Neticede demokratikleşme, açık ve sivil toplum, hukuk devleti konusunda iyi-kötü bir yol kat edilmiş, seçimlerle gelen sivil iktidarın sağlamlaştırılmış olduğunu düşünüyorduk. Darbe beklentisinden asla vazgeçmeyen kesimlerin bile umudunun tükendiği böyle bir ortam ve zamanda yine de on binlerce kilometre uzaklarda okyanus ötesinde daha aylar öncesinden ülkemize yönelik darbe kehanetleri yapmaktan geri durmayanlar vardı. 21'inci yüzyılda, demokratikleşme adına hayli adım atılmışken ve Türkiye'de ilk defa bir iktidar bu kadar halk desteği sağlamışken ABD'de kimi odakların yaptığı darbe tahminleri hiç de inandırıcı görünmüyordu. Ancak bunlar magazin sayfalarında görmeye alıştığımız türden medyumlar ve kâhinler değildi. Esasen bu kâhinler, çeşitli güç odaklarıyla oldukça içli dışlı, istihbarat denilince kulakları oldukça kesik mahfillerle bağlantılı kurum ve uzmanlardı. 15 Temmuz darbe girişiminden aylar önce ABD'de yayınlanmaya başlayan bazı analizler Türkiye'de bir darbe olması ihtimalinin oldukça güçlü olduğu görüşünde birleşiyordu. Kehanet görünümlü bu öngörüleri yayınlayan kurumlarsa American Enterprise Institute, Foreign Policy, Stradford gibi ABD'nin dış politikaları ve operasyonları söz konusu olduğunda hiç de yabana atılacak cinsten değildi. Pentagon'un eski Irak ve Türkiye uzmanı danışmanlarından Michael Rubin'in American Enterprise Institute tarafından Mart ayında yayımlanan 'Türkiye'de darbe olabilir mi?' başlıklı analizi Türk Ordusu tarafından Cumhurbaşkanı Erdoğan'ı devirmeye ve ekibini hapsetmeye yönelik çok güçlü bir darbe ihtimalinden bahsederken kendisinden çok emin görünüyor ve açıkça şöyle diyordu: "Burada tahminde bulunmuyorum. Sadece Türkiye'nin içinde bulunduğu karışık durumu gözler önüne seriyorum."

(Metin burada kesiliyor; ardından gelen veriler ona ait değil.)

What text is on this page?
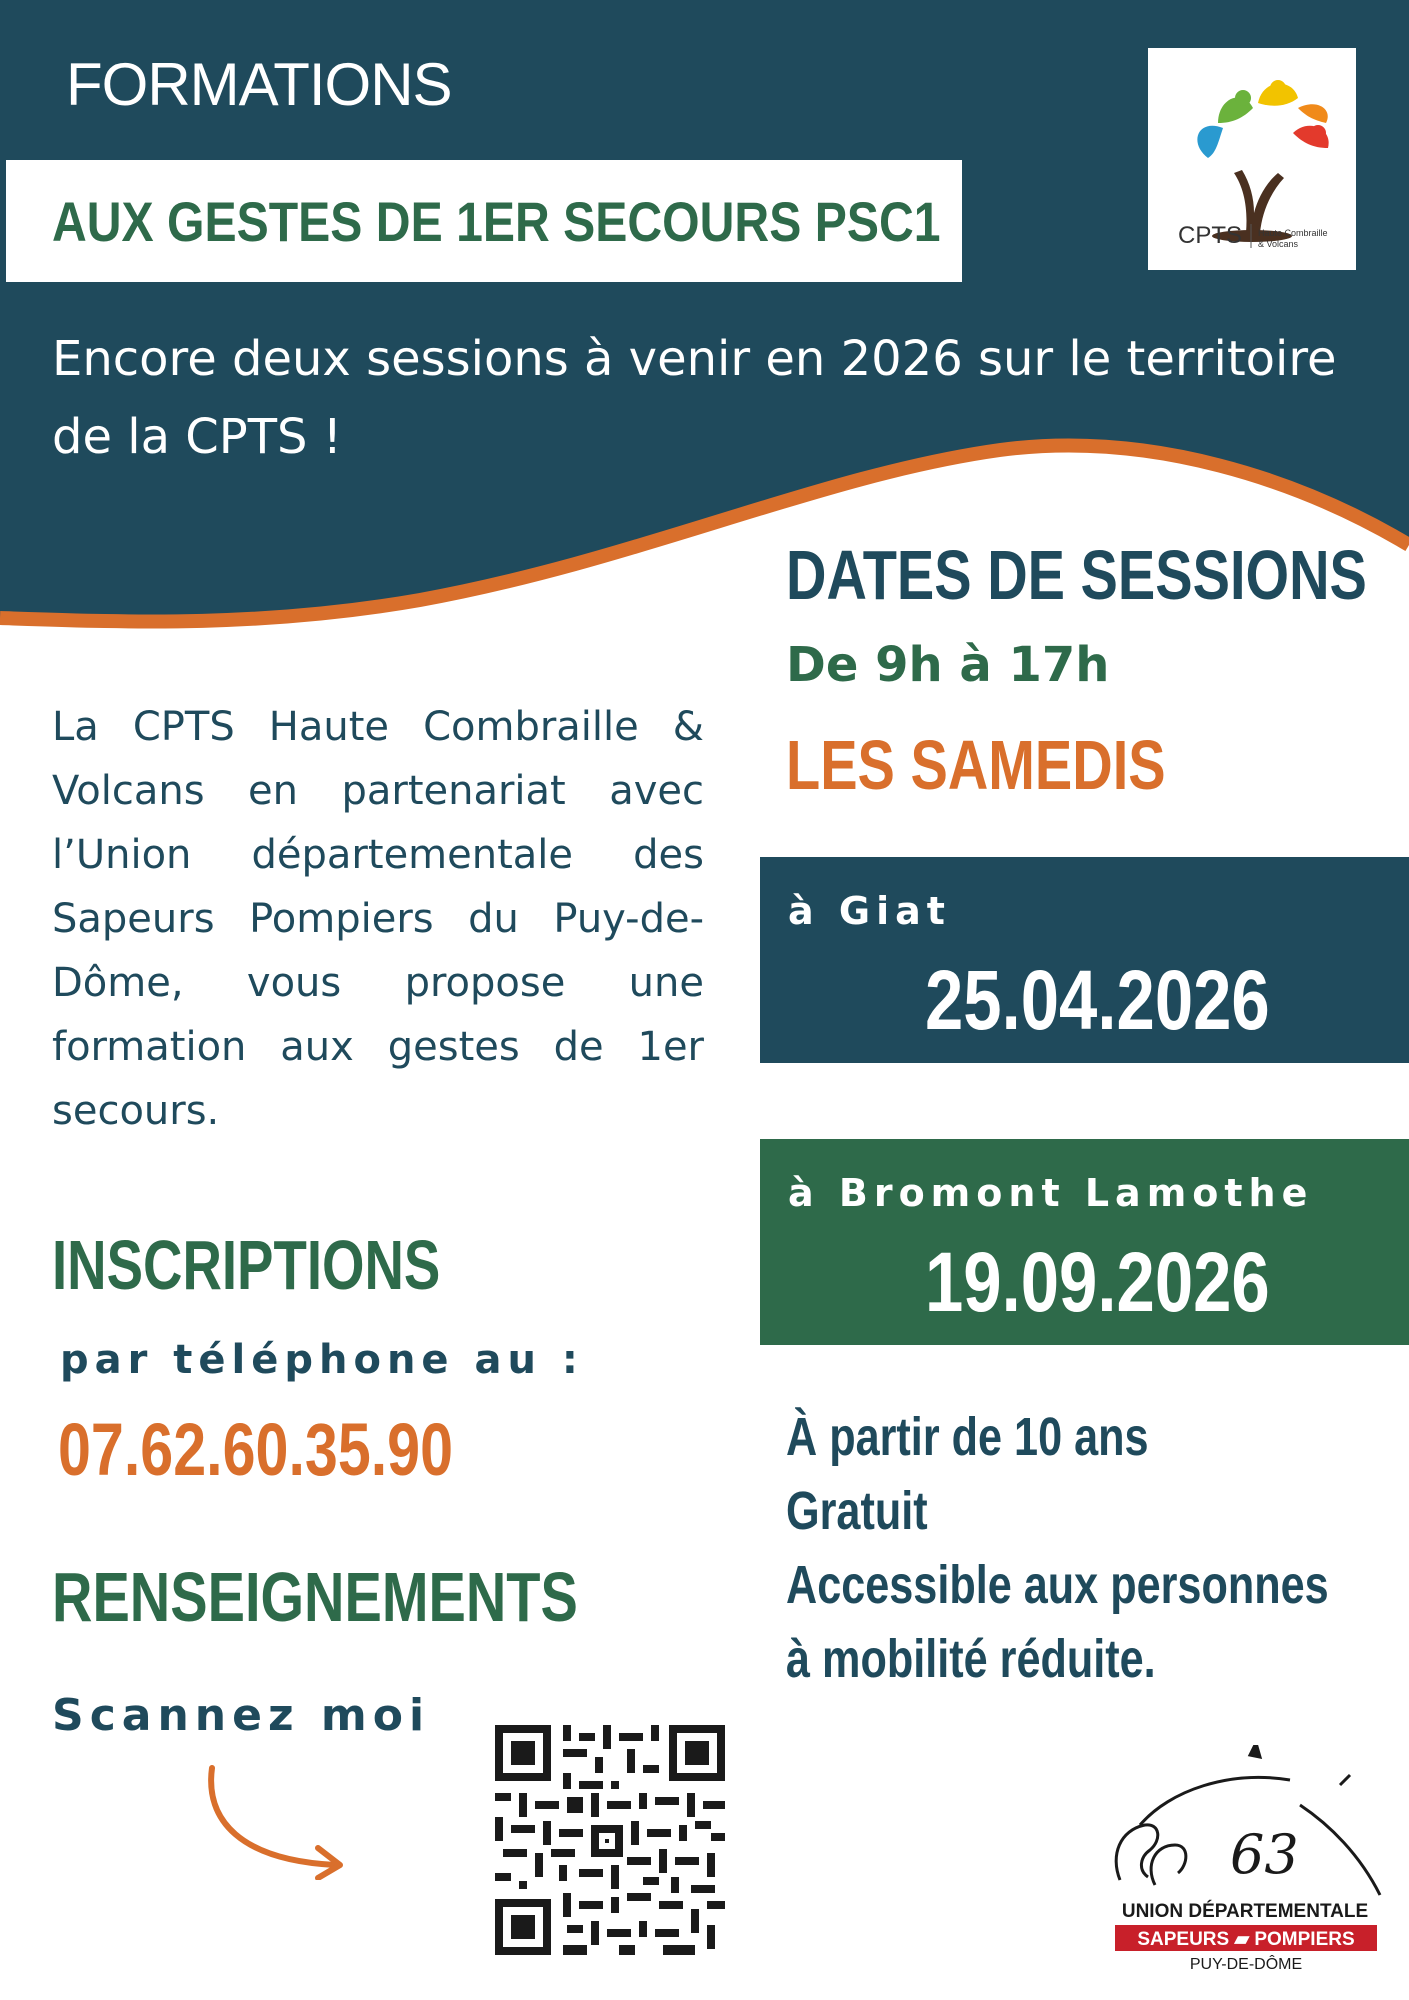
FORMATIONS
AUX GESTES DE 1ER SECOURS PSC1
Encore deux sessions à venir en 2026 sur le territoire de la CPTS !
CPTS Haute Combraille
& Volcans
DATES DE SESSIONS
De 9h à 17h
LES SAMEDIS
à Giat
25.04.2026
à Bromont Lamothe
19.09.2026
À partir de 10 ans
Gratuit
Accessible aux personnes
à mobilité réduite.
La CPTS Haute Combraille & Volcans en partenariat avec l’Union départementale des Sapeurs Pompiers du Puy-de-Dôme, vous propose une formation aux gestes de 1er secours.
INSCRIPTIONS
par téléphone au :
07.62.60.35.90
RENSEIGNEMENTS
Scannez moi
63
UNION DÉPARTEMENTALE
SAPEURS ▰ POMPIERS
PUY-DE-DÔME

Bundan iki ay bile geçmeden bu defa ABD'nin önemli dış politika mahfillerinden birinin yayın organı olan Foreign Affairs dergisi de darbe kehaneti tartışmasını alevlendiren bir analiz yayınladı. Ortadoğu Enstitüsü adına çalışan bir uzman olan Gönül Tol'un imzasını taşıyan bu analiz 12 Eylül darbesinin şartları ile 2016 şartlarını karşılaştırıyor ve günümüzde bir darbe olasılığının mevcudiyetine vurgu yapıyordu.

Aynı dergide aynı dönemlerde yayımlanan bir başka makale ise bu öngörüyü pekiştirir nitelikteydi. George W. Bush döneminin şahin başkan yardımcısı Dick Cheney'nin danışmanlığını yapan Johan Hannah'a ait görüşler bu defa darbe öngörüsünden çok tehdit niteliğindeydi. 'Elveda Türk Demokrasisi', 'Erdoğan Gibi Bir Problemi Nasıl Çözersiniz?' gibi yazılar yazan Hannah, "Houston, bir sorunumuz var. Ciddi bir sorun. Yavaşça ama amansız bir şekilde Türkiye bir uçuruma gidiyor ve yol levhaları oldukça kasvetli yönleri işaret ediyor: Despotizm. Terörizm. İç savaş…" diyor ve Türkiye'yi "Yoldan çıkan bir NATO müttefiki" olarak niteleyerek ABD'nin çıkarlarına zarar veren politikalar izlediğini ileri sürdüğü Türkiye'nin bunun bedelini ödeyeceğini şu ifadelerle söylüyordu: "Er ya da geç bir hesaplaşma günü yaşanması muhtemel."

ABD'nin dış politikalarını belirleyen mahfillerle içli dışlı bu kurum ve uzmanların öngörülerinin birer kehanet ya da tahminden ibaret olmadığını, bu öngörülerin aslında mevcut bir hazırlığın izlerine dayanan tahliller ya da uyandırma mesajları olduğunu ya da bir başka deyişle darbe girişiminin ölçü veya yoldaki net olarak anlamamız için iki aylık bir süre yeterli olacaktı.